Today in Just Like Jesus Would Do

[content note:Christian supremacy, anti-LGBT*Q discrimination, homophobia, child abuse, kidnapping]

Kenneth Miller is a Beachy Amish-Mennonite pastor who aided a kidnapping that broke up a family:

Mr. Miller was convicted last fall for helping to arrange the covert flight to Nicaragua of Lisa A. Miller with her daughter, Isabella Miller-Jenkins, in 2009.

Ms. Miller, who is not related to the pastor, had won support in conservative Christian circles for refusing to permit court-mandated visits with Isabella by her other legal mother, Janet Jenkins, Ms. Miller’s former partner in a civil union in Vermont. After the couple split up, Ms. Miller moved to Virginia, said she was a born-again Christian and denounced her former lesbianism as a sin.

In 2009, as an exasperated family court judge threatened to transfer primary custody to Ms. Jenkins, Ms. Miller and her daughter, then 7, disappeared and a warrant was issued for Ms. Miller’s arrest.

Federal law enforcement officers later discovered that Mr. Miller had helped arrange for Ms. Miller and her daughter to fly to Nicaragua and live there with missionaries from Mr. Miller’s Amish-Mennonite sect. But officials have been unable to find the mother and daughter, who, in the view of one federal agent, have been “bouncing around the barrios of Nicaragua” for nearly four years now.

Miller was allegedly aided by "Philip Zodhiates, a wealthy conservative businessman who lives near Mr.
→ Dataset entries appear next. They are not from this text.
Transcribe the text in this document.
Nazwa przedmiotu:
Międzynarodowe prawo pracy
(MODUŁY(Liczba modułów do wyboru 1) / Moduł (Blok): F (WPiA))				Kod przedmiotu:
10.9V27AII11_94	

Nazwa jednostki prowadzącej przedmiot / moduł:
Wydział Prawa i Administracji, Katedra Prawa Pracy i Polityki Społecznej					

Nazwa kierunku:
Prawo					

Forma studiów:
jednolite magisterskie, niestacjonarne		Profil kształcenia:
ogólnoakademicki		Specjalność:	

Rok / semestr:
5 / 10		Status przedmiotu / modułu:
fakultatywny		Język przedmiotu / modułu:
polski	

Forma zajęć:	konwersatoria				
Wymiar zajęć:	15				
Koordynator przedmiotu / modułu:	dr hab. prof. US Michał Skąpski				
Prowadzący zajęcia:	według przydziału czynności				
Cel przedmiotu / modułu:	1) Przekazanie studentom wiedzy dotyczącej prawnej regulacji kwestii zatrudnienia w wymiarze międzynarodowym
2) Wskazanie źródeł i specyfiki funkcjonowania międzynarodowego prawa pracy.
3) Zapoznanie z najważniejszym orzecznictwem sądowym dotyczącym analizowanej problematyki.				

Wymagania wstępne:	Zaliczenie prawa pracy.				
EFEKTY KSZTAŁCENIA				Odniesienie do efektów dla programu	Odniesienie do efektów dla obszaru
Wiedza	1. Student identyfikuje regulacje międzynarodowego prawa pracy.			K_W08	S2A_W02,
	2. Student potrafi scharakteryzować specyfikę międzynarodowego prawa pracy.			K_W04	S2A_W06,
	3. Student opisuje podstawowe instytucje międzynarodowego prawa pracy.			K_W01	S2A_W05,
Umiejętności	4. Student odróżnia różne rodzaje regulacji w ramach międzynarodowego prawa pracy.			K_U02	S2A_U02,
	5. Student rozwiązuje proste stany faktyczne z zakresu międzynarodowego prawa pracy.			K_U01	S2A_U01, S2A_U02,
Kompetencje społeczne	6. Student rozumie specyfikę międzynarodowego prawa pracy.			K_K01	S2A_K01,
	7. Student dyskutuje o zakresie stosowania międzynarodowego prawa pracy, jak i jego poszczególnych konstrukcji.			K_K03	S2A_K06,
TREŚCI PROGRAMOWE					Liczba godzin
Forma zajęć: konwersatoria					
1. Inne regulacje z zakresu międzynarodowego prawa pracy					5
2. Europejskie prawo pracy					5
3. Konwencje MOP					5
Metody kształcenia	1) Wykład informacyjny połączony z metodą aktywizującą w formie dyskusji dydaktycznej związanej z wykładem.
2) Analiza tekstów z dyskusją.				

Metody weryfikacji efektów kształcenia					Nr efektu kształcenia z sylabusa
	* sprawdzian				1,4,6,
Miller in Virginia, and his daughter, Victoria Hyden, an administrative assistant at the Liberty University Law School in Lynchburg, Va." He refused to implicate them, because Jesus, apparently:

After his conviction, Mr. Miller refused to testify before a grand jury about others who aided Ms. Miller, telling his supporters: “If I were to bring testimony against a fellow member of Christ’s kingdom, for honoring Christ’s kingdom’s laws, I would be disloyal to his kingdom and to Christ.”

Liss has emphasized before how very dangerous is the bias in U.S. society that automatically awards publicly identified "Christians" with an automatic assumption of morality and good faith. I do not know if that assumption played into the judge's decision to let a convicted accessory to kidnapping to walk free until his appeal process plays out.

But, considering that the judge told Mr. Miller he "he admired Miller for the depth of his convictions,", I have a sneaking suspicion that it did. If Miller and his cohorts had not been using Christianity to justify putting a child beyond the reach of the court (and of a judge who was so concerned about her primary-care parent that she was about to change custody arrangements) he might have been treated differently. I also have a strong suspicion that if this had been a straight couple, things would be different, too.

Mr. Miller, I do not admire your for your convictions. Your convictions are bigoted drivel, and drove you to a terrible, hateful, crime. These are "family values," I guess, except without actually valuing real families. Kidnapping: Just Like Jesus Would Do.